Her activity is focused on the derivation, generation, culture, characterization and banking of human Pluripotent Stem Cell (hPSC) and their clinical translation.

Coordinator of projects related to hPSC registration and hPSC banking. She is also interested in legislation and bioethics in hPSC research.

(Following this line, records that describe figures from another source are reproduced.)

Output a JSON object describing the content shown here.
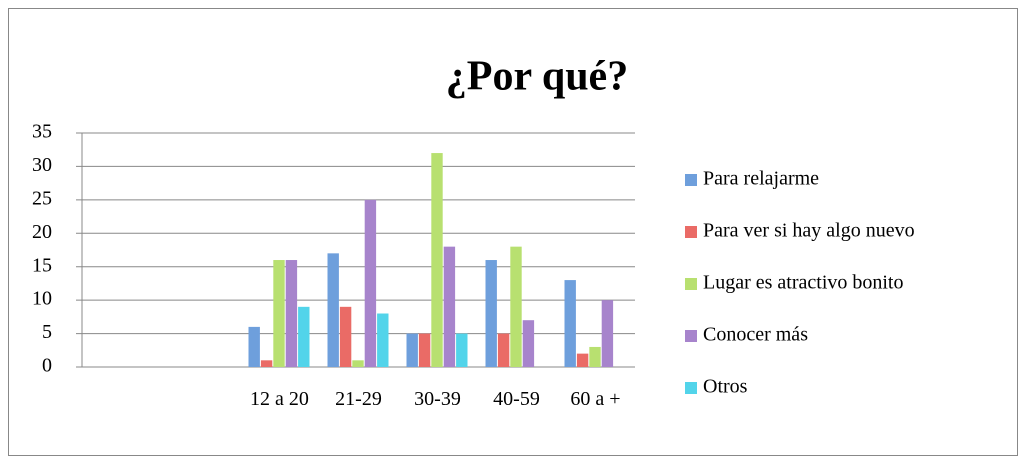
{
  "chart_data": {
    "type": "bar",
    "title": "¿Por qué?",
    "categories": [
      null,
      null,
      "12 a 20",
      "21-29",
      "30-39",
      "40-59",
      "60 a +"
    ],
    "series": [
      {
        "name": "Para relajarme",
        "color": "#6e9fdc",
        "values": [
          null,
          null,
          6,
          17,
          5,
          16,
          13
        ]
      },
      {
        "name": "Para ver si hay algo nuevo",
        "color": "#ea6b66",
        "values": [
          null,
          null,
          1,
          9,
          5,
          5,
          2
        ]
      },
      {
        "name": "Lugar es atractivo bonito",
        "color": "#b8e070",
        "values": [
          null,
          null,
          16,
          1,
          32,
          18,
          3
        ]
      },
      {
        "name": "Conocer más",
        "color": "#a784cc",
        "values": [
          null,
          null,
          16,
          25,
          18,
          7,
          10
        ]
      },
      {
        "name": "Otros",
        "color": "#52d4ea",
        "values": [
          null,
          null,
          9,
          8,
          5,
          null,
          null
        ]
      }
    ],
    "ylim": [
      0,
      35
    ],
    "yticks": [
      0,
      5,
      10,
      15,
      20,
      25,
      30,
      35
    ],
    "grid": true,
    "legend": "right"
  }
}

She has published more than 60 scientific articles in national and international journals and 10 book chapters. She is professor in several masters related to her areas of interest.

Bernd Kuebler, PhD
Responsible of the reprogramming and iPSC platform
bkuebler@idibell.cat

Dr. Kuebler obtained his PhD 1999 in Cell Biology/Biochemistry at the Cell Biology and Biochemistry Department, University of Göttingen, Germany, working in the field of Insulin-like Growth Factors and their binding proteins. From 1999 till 2006 he worked as a postdoc at the Biochemistry Department of the Children’s Hospital, University of Hamburg, Germany, on purification, characterization and identification of IGFBP proteases. 2006 he moved to the Center for Genomic Regulation (CRG) in Barcelona, Spain, where he worked on transcriptional regulation of c-Myc bound to histone modifiers. In 2011 he moved to the CMRB where he works as a research associate on integrating and non-integrating reprogramming methods of human cells. From 2013 on he was person in charge of the Cell Culture Platform at the CMRB. 2015 he moved to the Stem Cell Bank at the CMRB. He has vast experience in cell culture, including derivation of human cells from tissues, reprogramming of human cells, culturing and expansion of embryonic stem cells and induced Pluripotent Stem Cells (iPSC) and their characterization and banking. He has published more than 30 publications, with 840 citations and an h-index 16.